As much as I love my kid, I hated cleaning his crap, again, after all these years. One of the greatest milestones in my life was when he was finally potty trained and sleeping through the night. I loved and even miss his baby-ness, but I do not miss some of the stinky stuff that came with it. Well, who would?
So when I saw her next, I told her about the explosive bowel incident and said, “Fran, I know what you have to deal with everyday, and I am more in awe of you now than I was before.” I was hesitant. I did not want to come off as maudlin. She looked at me and said, “Thank you, darling for saying that. Thank you for seeing it.”
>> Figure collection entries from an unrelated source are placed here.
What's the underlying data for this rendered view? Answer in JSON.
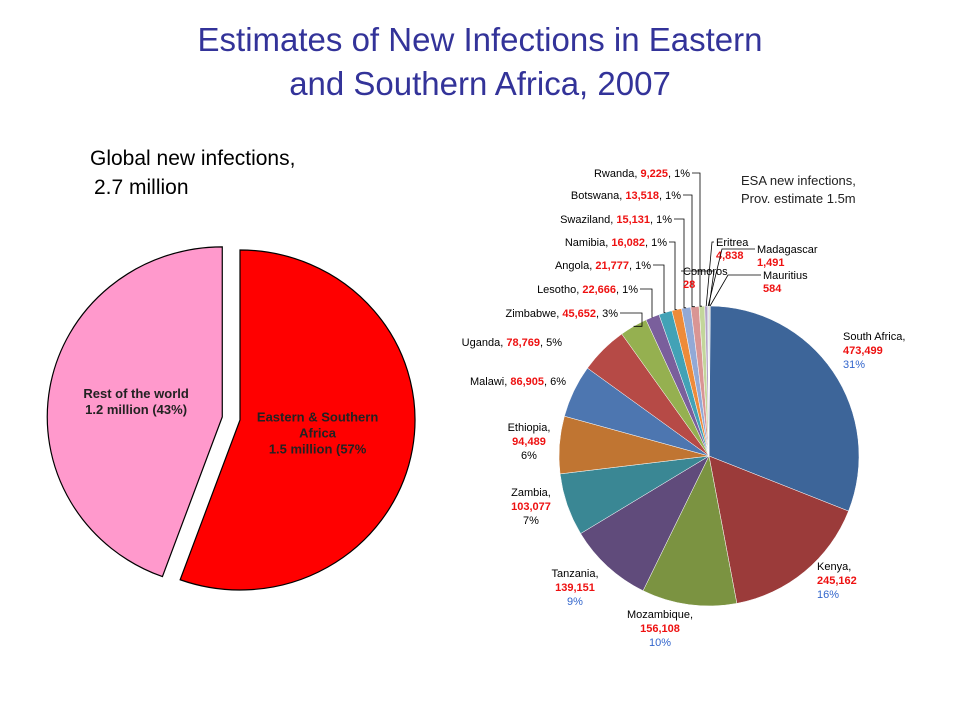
{
  "title_line1": "Estimates of New Infections in Eastern",
  "title_line2": "and Southern Africa, 2007",
  "colors": {
    "title": "#333399",
    "value_red": "#ee1111",
    "pct_blue": "#3366cc"
  },
  "chart_data": [
    {
      "type": "pie",
      "title_line1": "Global new infections,",
      "title_line2": "2.7 million",
      "slices": [
        {
          "label_line1": "Eastern & Southern",
          "label_line2": "Africa",
          "label_line3": "1.5 million (57%",
          "value": 1.5,
          "percent": 57,
          "color": "#ff0000",
          "exploded": false
        },
        {
          "label_line1": "Rest of the world",
          "label_line2": "1.2 million (43%)",
          "value": 1.2,
          "percent": 43,
          "color": "#ff99cc",
          "exploded": true
        }
      ]
    },
    {
      "type": "pie",
      "note_line1": "ESA new infections,",
      "note_line2": "Prov. estimate 1.5m",
      "slices": [
        {
          "name": "South Africa,",
          "value": 473499,
          "value_text": "473,499",
          "pct_text": "31%",
          "color": "#3d6599"
        },
        {
          "name": "Kenya,",
          "value": 245162,
          "value_text": "245,162",
          "pct_text": "16%",
          "color": "#9b3b3a"
        },
        {
          "name": "Mozambique,",
          "value": 156108,
          "value_text": "156,108",
          "pct_text": "10%",
          "color": "#7b9341"
        },
        {
          "name": "Tanzania,",
          "value": 139151,
          "value_text": "139,151",
          "pct_text": "9%",
          "color": "#604b7b"
        },
        {
          "name": "Zambia,",
          "value": 103077,
          "value_text": "103,077",
          "pct_text": "7%",
          "color": "#3a8794"
        },
        {
          "name": "Ethiopia,",
          "value": 94489,
          "value_text": "94,489",
          "pct_text": "6%",
          "color": "#c07532"
        },
        {
          "name": "Malawi,",
          "value": 86905,
          "value_text": "86,905",
          "pct_text": "6%",
          "color": "#4d76b0"
        },
        {
          "name": "Uganda,",
          "value": 78769,
          "value_text": "78,769",
          "pct_text": "5%",
          "color": "#b64a46"
        },
        {
          "name": "Zimbabwe,",
          "value": 45652,
          "value_text": "45,652",
          "pct_text": "3%",
          "color": "#95b050"
        },
        {
          "name": "Lesotho,",
          "value": 22666,
          "value_text": "22,666",
          "pct_text": "1%",
          "color": "#7a5f9c"
        },
        {
          "name": "Angola,",
          "value": 21777,
          "value_text": "21,777",
          "pct_text": "1%",
          "color": "#42a2b6"
        },
        {
          "name": "Namibia,",
          "value": 16082,
          "value_text": "16,082",
          "pct_text": "1%",
          "color": "#ee8b3a"
        },
        {
          "name": "Swaziland,",
          "value": 15131,
          "value_text": "15,131",
          "pct_text": "1%",
          "color": "#92a9d6"
        },
        {
          "name": "Botswana,",
          "value": 13518,
          "value_text": "13,518",
          "pct_text": "1%",
          "color": "#d99594"
        },
        {
          "name": "Rwanda,",
          "value": 9225,
          "value_text": "9,225",
          "pct_text": "1%",
          "color": "#c3d69b"
        },
        {
          "name": "Eritrea",
          "value": 4838,
          "value_text": "4,838",
          "pct_text": "",
          "color": "#b2a2c7"
        },
        {
          "name": "Madagascar",
          "value": 1491,
          "value_text": "1,491",
          "pct_text": "",
          "color": "#93cddd"
        },
        {
          "name": "Comoros",
          "value": 28,
          "value_text": "28",
          "pct_text": "",
          "color": "#fac090"
        },
        {
          "name": "Mauritius",
          "value": 584,
          "value_text": "584",
          "pct_text": "",
          "color": "#a6a6a6"
        }
      ]
    }
  ]
}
We make each other laugh a great deal. Recently we were at a bar on a beach and listening to the most depressing singer. Frances and I reckoned, given his incredible ability to make even a hopeful song like Jason Mrazs, “I’m Yours” sound like a warbling funeral dirge that he had recently broken up with someone. After a brief few minutes of making fun of the hapless singer and coming up with various scenarios as to why he sounded so miserable, some that I think involved his ex taking his dog, I suddenly said, “Fran, do something quick, entertain me. A little soft shoe or something!” And on cue she started dancing, Vaudevillian style and made me laugh. If a situation is terrible, we both recognise the beautiful absurdity and potential gags that will come out of it.
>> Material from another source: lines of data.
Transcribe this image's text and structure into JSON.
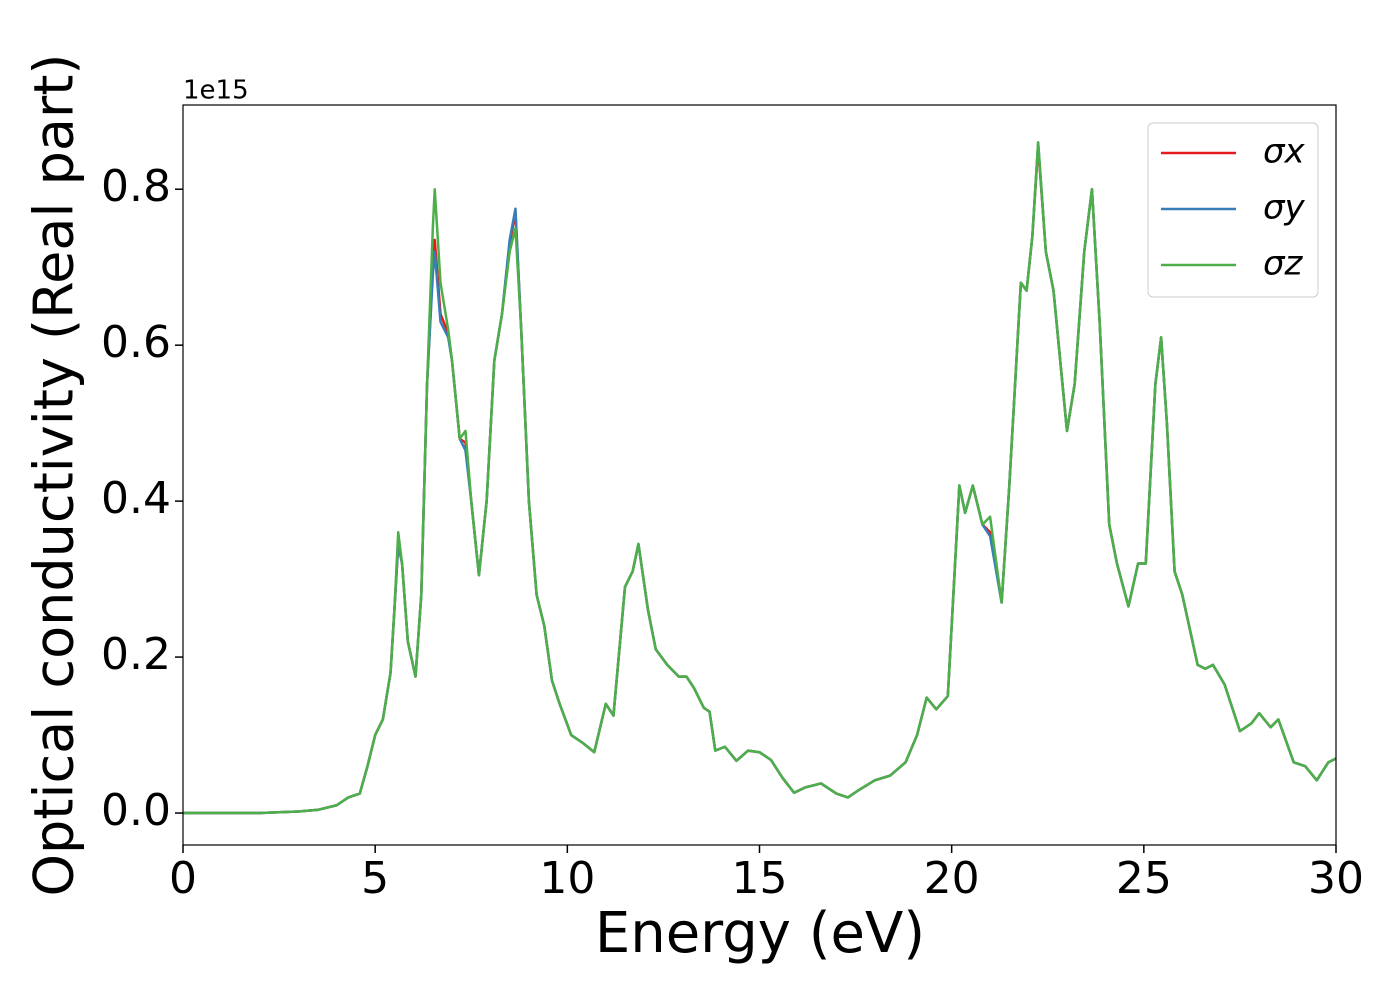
{
  "chart_data": {
    "type": "line",
    "xlabel": "Energy (eV)",
    "ylabel": "Optical conductivity (Real part)",
    "y_offset_label": "1e15",
    "xlim": [
      0,
      30
    ],
    "xticks": [
      0,
      5,
      10,
      15,
      20,
      25,
      30
    ],
    "ylim": [
      -0.041,
      0.908
    ],
    "yticks": [
      {
        "value": 0,
        "label": "0.0"
      },
      0.2,
      0.4,
      0.6,
      0.8
    ],
    "legend": "upper right",
    "x": [
      0,
      2,
      3,
      3.5,
      4,
      4.3,
      4.6,
      4.8,
      5.0,
      5.2,
      5.4,
      5.5,
      5.6,
      5.7,
      5.85,
      6.05,
      6.2,
      6.35,
      6.5,
      6.55,
      6.7,
      6.9,
      7.0,
      7.2,
      7.35,
      7.5,
      7.7,
      7.9,
      8.1,
      8.3,
      8.5,
      8.65,
      8.8,
      9.0,
      9.2,
      9.4,
      9.6,
      9.8,
      10.1,
      10.4,
      10.7,
      11.0,
      11.2,
      11.5,
      11.7,
      11.85,
      12.1,
      12.3,
      12.6,
      12.9,
      13.1,
      13.3,
      13.55,
      13.7,
      13.85,
      14.1,
      14.4,
      14.7,
      15.0,
      15.3,
      15.6,
      15.9,
      16.2,
      16.6,
      17.0,
      17.3,
      17.6,
      18.0,
      18.4,
      18.8,
      19.1,
      19.35,
      19.6,
      19.9,
      20.2,
      20.35,
      20.55,
      20.8,
      21.0,
      21.3,
      21.5,
      21.8,
      21.95,
      22.1,
      22.25,
      22.45,
      22.65,
      23.0,
      23.2,
      23.45,
      23.65,
      23.85,
      24.1,
      24.3,
      24.6,
      24.85,
      25.05,
      25.3,
      25.45,
      25.6,
      25.8,
      26.0,
      26.4,
      26.6,
      26.8,
      27.1,
      27.5,
      27.8,
      28.0,
      28.3,
      28.5,
      28.9,
      29.2,
      29.5,
      29.8,
      30
    ],
    "series": [
      {
        "name": "σx",
        "color": "#e41a1c",
        "values": [
          0,
          0,
          0.002,
          0.004,
          0.01,
          0.02,
          0.025,
          0.06,
          0.1,
          0.12,
          0.18,
          0.26,
          0.345,
          0.32,
          0.22,
          0.175,
          0.28,
          0.55,
          0.7,
          0.735,
          0.64,
          0.615,
          0.58,
          0.48,
          0.475,
          0.4,
          0.305,
          0.4,
          0.58,
          0.64,
          0.73,
          0.77,
          0.62,
          0.4,
          0.28,
          0.24,
          0.17,
          0.14,
          0.1,
          0.09,
          0.078,
          0.14,
          0.125,
          0.29,
          0.31,
          0.345,
          0.26,
          0.21,
          0.19,
          0.175,
          0.175,
          0.16,
          0.135,
          0.13,
          0.08,
          0.085,
          0.067,
          0.08,
          0.078,
          0.068,
          0.045,
          0.026,
          0.033,
          0.038,
          0.025,
          0.02,
          0.03,
          0.042,
          0.048,
          0.065,
          0.1,
          0.148,
          0.133,
          0.15,
          0.42,
          0.385,
          0.42,
          0.37,
          0.36,
          0.27,
          0.42,
          0.68,
          0.67,
          0.74,
          0.855,
          0.72,
          0.67,
          0.49,
          0.55,
          0.72,
          0.8,
          0.63,
          0.37,
          0.32,
          0.265,
          0.32,
          0.32,
          0.55,
          0.61,
          0.5,
          0.31,
          0.28,
          0.19,
          0.185,
          0.19,
          0.165,
          0.105,
          0.115,
          0.128,
          0.11,
          0.12,
          0.065,
          0.06,
          0.042,
          0.065,
          0.07
        ]
      },
      {
        "name": "σy",
        "color": "#377eb8",
        "values": [
          0,
          0,
          0.002,
          0.004,
          0.01,
          0.02,
          0.025,
          0.06,
          0.1,
          0.12,
          0.18,
          0.26,
          0.345,
          0.32,
          0.22,
          0.175,
          0.28,
          0.55,
          0.69,
          0.72,
          0.63,
          0.61,
          0.58,
          0.48,
          0.465,
          0.4,
          0.305,
          0.4,
          0.58,
          0.64,
          0.735,
          0.775,
          0.62,
          0.4,
          0.28,
          0.24,
          0.17,
          0.14,
          0.1,
          0.09,
          0.078,
          0.14,
          0.125,
          0.29,
          0.31,
          0.345,
          0.26,
          0.21,
          0.19,
          0.175,
          0.175,
          0.16,
          0.135,
          0.13,
          0.08,
          0.085,
          0.067,
          0.08,
          0.078,
          0.068,
          0.045,
          0.026,
          0.033,
          0.038,
          0.025,
          0.02,
          0.03,
          0.042,
          0.048,
          0.065,
          0.1,
          0.148,
          0.133,
          0.15,
          0.42,
          0.385,
          0.42,
          0.37,
          0.355,
          0.27,
          0.42,
          0.68,
          0.67,
          0.74,
          0.86,
          0.72,
          0.67,
          0.49,
          0.55,
          0.72,
          0.8,
          0.63,
          0.37,
          0.32,
          0.265,
          0.32,
          0.32,
          0.55,
          0.61,
          0.5,
          0.31,
          0.28,
          0.19,
          0.185,
          0.19,
          0.165,
          0.105,
          0.115,
          0.128,
          0.11,
          0.12,
          0.065,
          0.06,
          0.042,
          0.065,
          0.07
        ]
      },
      {
        "name": "σz",
        "color": "#4daf4a",
        "values": [
          0,
          0,
          0.002,
          0.004,
          0.01,
          0.02,
          0.025,
          0.06,
          0.1,
          0.12,
          0.18,
          0.26,
          0.36,
          0.32,
          0.22,
          0.175,
          0.28,
          0.55,
          0.75,
          0.8,
          0.68,
          0.62,
          0.58,
          0.48,
          0.49,
          0.4,
          0.305,
          0.4,
          0.58,
          0.64,
          0.72,
          0.75,
          0.62,
          0.4,
          0.28,
          0.24,
          0.17,
          0.14,
          0.1,
          0.09,
          0.078,
          0.14,
          0.125,
          0.29,
          0.31,
          0.345,
          0.26,
          0.21,
          0.19,
          0.175,
          0.175,
          0.16,
          0.135,
          0.13,
          0.08,
          0.085,
          0.067,
          0.08,
          0.078,
          0.068,
          0.045,
          0.026,
          0.033,
          0.038,
          0.025,
          0.02,
          0.03,
          0.042,
          0.048,
          0.065,
          0.1,
          0.148,
          0.133,
          0.15,
          0.42,
          0.385,
          0.42,
          0.37,
          0.38,
          0.27,
          0.42,
          0.68,
          0.67,
          0.74,
          0.86,
          0.72,
          0.67,
          0.49,
          0.55,
          0.72,
          0.8,
          0.63,
          0.37,
          0.32,
          0.265,
          0.32,
          0.32,
          0.55,
          0.61,
          0.5,
          0.31,
          0.28,
          0.19,
          0.185,
          0.19,
          0.165,
          0.105,
          0.115,
          0.128,
          0.11,
          0.12,
          0.065,
          0.06,
          0.042,
          0.065,
          0.07
        ]
      }
    ]
  }
}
During this past Easter she invited me over for a typical British Easter dinner. The table was set, the potatoes were roasted, it was all very English. All that was missing were pastel coloured hats. We all sat down to eat and Frances’ retarded kid starting spitting on all the food. Pandemonium ensued as her father tried to get her to stop. Everyone started yelling at once. Either at him or her. The whole, lovely table was soon a mess, the prospect of a calm, Easter dinner ruined. And in the middle of the chaos, she and I looked at one another and burst out laughing hysterically. Because it was so wonderfully absurd. Because it is life, unfolding at a fever pitch, and life is so messy. The poo sometimes ends up on the table–metaphorically speaking–and Fran and I always say that is where we are most alike, our need and ability to always–sometimes at inopportune moments–to point out that the poo is, in fact, right there on the table. Most people I think would rather ignore it and pass the salt around it. Not my tribe members. We are the official tribe of laughing in the face of pain and pointing out the poo, and cleaning it up when necessary. Keep calm and carry on, we say. And, somehow, it always works out.